Sangharakshita has also made considerable use of Jung’s thought and related it to the insights of Buddhism. He makes use of the concept of integration and a psychological explanation of what is involved in spiritual development. He also makes excellent and stimulating use of Jungian archetypes in his discussion of the deeper significance of Buddhist scripture and symbol and its significance. As a result, Triratna Buddhists tend to make widespread use of archetypal interpretations of religious forms.

Sangharakshita also points out the dogmatic nature of group thinking, and recognises a Middle Way between groupishness and individualism. This is what has led me into the conclusion that the function of metaphysical belief is the maintenance of group loyalty. Sangharakshita instead extols what he calls ‘the true individual’. In effect this seems to mean a person who follows the Middle Way in developing an autonomous judgement, neither prematurely accepting nor rejecting the group and the beliefs that give it identity.

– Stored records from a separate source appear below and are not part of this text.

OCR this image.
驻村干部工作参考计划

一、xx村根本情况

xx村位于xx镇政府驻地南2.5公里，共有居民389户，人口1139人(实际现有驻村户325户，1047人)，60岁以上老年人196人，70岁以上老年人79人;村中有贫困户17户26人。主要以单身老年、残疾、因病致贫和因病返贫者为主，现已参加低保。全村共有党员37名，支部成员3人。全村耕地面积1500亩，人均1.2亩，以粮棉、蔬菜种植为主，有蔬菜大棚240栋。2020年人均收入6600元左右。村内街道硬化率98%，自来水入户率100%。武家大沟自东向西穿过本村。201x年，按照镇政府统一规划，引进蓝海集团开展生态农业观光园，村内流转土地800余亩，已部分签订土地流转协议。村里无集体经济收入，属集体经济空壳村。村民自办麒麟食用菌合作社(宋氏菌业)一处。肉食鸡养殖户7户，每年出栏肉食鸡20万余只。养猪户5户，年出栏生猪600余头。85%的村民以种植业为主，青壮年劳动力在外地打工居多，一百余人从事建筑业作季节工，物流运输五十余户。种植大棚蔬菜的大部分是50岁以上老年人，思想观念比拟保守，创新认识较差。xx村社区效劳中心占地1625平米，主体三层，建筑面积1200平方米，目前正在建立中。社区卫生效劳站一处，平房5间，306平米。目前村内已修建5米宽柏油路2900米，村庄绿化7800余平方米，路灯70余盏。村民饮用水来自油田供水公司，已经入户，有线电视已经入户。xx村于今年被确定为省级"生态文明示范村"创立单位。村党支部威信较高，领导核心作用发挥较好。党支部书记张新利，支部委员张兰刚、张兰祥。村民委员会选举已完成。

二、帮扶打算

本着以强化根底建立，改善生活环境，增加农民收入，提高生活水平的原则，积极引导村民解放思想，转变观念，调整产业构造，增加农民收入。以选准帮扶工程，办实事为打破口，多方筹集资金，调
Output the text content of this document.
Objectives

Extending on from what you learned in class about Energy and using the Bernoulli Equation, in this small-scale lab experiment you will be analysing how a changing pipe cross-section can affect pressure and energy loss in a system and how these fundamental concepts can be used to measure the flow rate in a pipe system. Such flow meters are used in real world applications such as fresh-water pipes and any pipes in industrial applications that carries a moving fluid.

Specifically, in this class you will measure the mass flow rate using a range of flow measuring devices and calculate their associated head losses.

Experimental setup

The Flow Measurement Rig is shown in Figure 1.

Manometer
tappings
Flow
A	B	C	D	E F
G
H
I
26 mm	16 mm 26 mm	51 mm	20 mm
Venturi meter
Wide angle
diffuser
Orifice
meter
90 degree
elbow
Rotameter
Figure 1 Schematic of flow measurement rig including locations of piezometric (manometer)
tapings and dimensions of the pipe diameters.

Sangharakshita is also undoubtedly inspiring as a practitioner, who has tried to combine an intellectual articulation of Buddhist insights together with huge commitment to its practice. Though it is often rather difficult to separate genuine experience from hagiography in the accounts leading disciples give of his practical acuity, it is obvious that he has engaged deeply and seriously with both meditative and ethical practice. His ethical writings and guidance have given a particular emphasis to the practice of friendship that seems to have been particularly helpful in the development of Triratna, and marked it out from other Buddhist groups.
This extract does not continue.